Services provided in three investment areas—prevention, emergency response, and housing—assist people who are at imminent risk of falling into homelessness or who are living without housing. In 2019, HSD investments served 24,043 unique households, representing 28,847 individuals (unduplicated).
The Human Services Department invested over $15 million in public health in Seattle and King County in 2019 to improve our communities, reduce health inequities, and maximize the lifespan of all Seattle residents. These investments helped to ensure all residents have access to preventative care, primary care, specialty care, urgent care, and behavioral health services. The goal of these programs and services is that all people living in Seattle experience moderate to optimum health conditions.
HSD's Mayor’s Office on Domestic Violence and Sexual Assault (MODVSA) serves as a funder, convener, partner, and thought leader in the field of gender-based violence. In 2019, the team increased education and awareness through a series of events, including organizing a #DenimDay educational panel to amplify voices of indigenous women who are leading change for survivors as part of Sexual Assault Awareness Month (April); hosting speakers and a discussion on the importance of addressing racism, healing trauma that African American men and boys have themselves experienced, and bringing communities together to protect African American women and girls (September); and expanded recognition of Domestic Violence Awareness Month (October) by recruiting Mayor’s Office, Office of Labor Standards, and Legislative Department staff and the Columbia Center to participate in #PurpleThursday.

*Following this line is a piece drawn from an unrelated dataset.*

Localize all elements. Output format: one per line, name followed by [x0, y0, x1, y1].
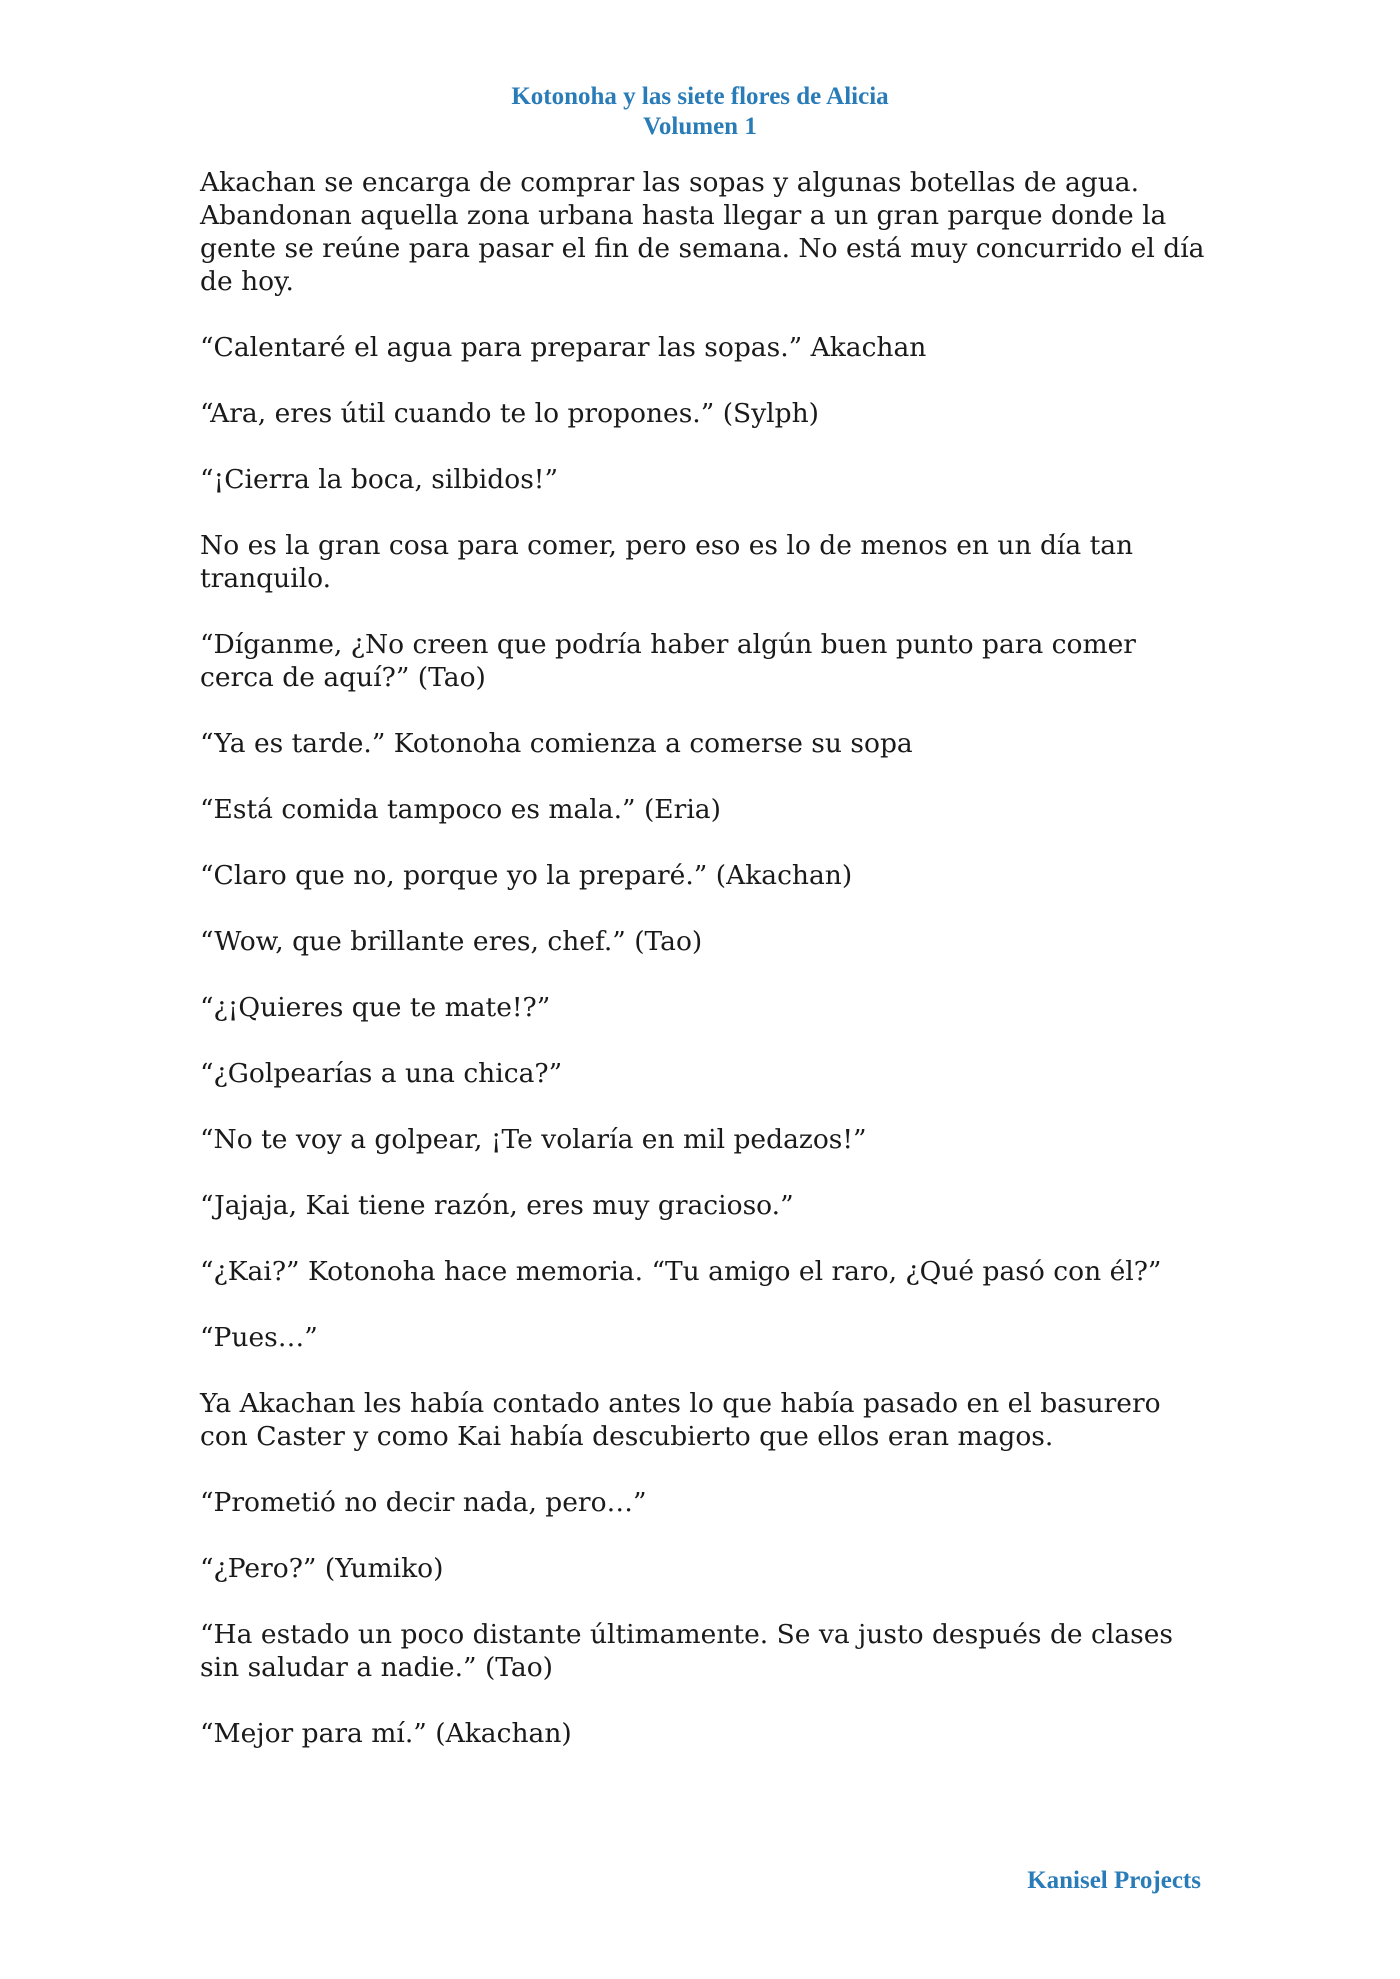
- paragraph: “Mejor para mí.” (Akachan): [200, 1718, 572, 1749]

HSD’s Aging and Disability Services (ADS) Division is designated by the state and federal governments as the Area Agency on Aging. In this Agency role, staff plan, coordinate, and advocate for a comprehensive, countywide service-delivery system for older people, family caregivers, and individuals with disabilities. The division funds and delivers an array of long-term services and supports, including case management for clients who receive in-home care, nutrition services, caregiver support, senior centers, and information and referrals to a network of support to ensure that all older adults and people with disabilities experience stable health and are able to age in place. In 2019, ADS conducted 12,186 long-term care assessments and authorized $377,940 in services for 12,598 people.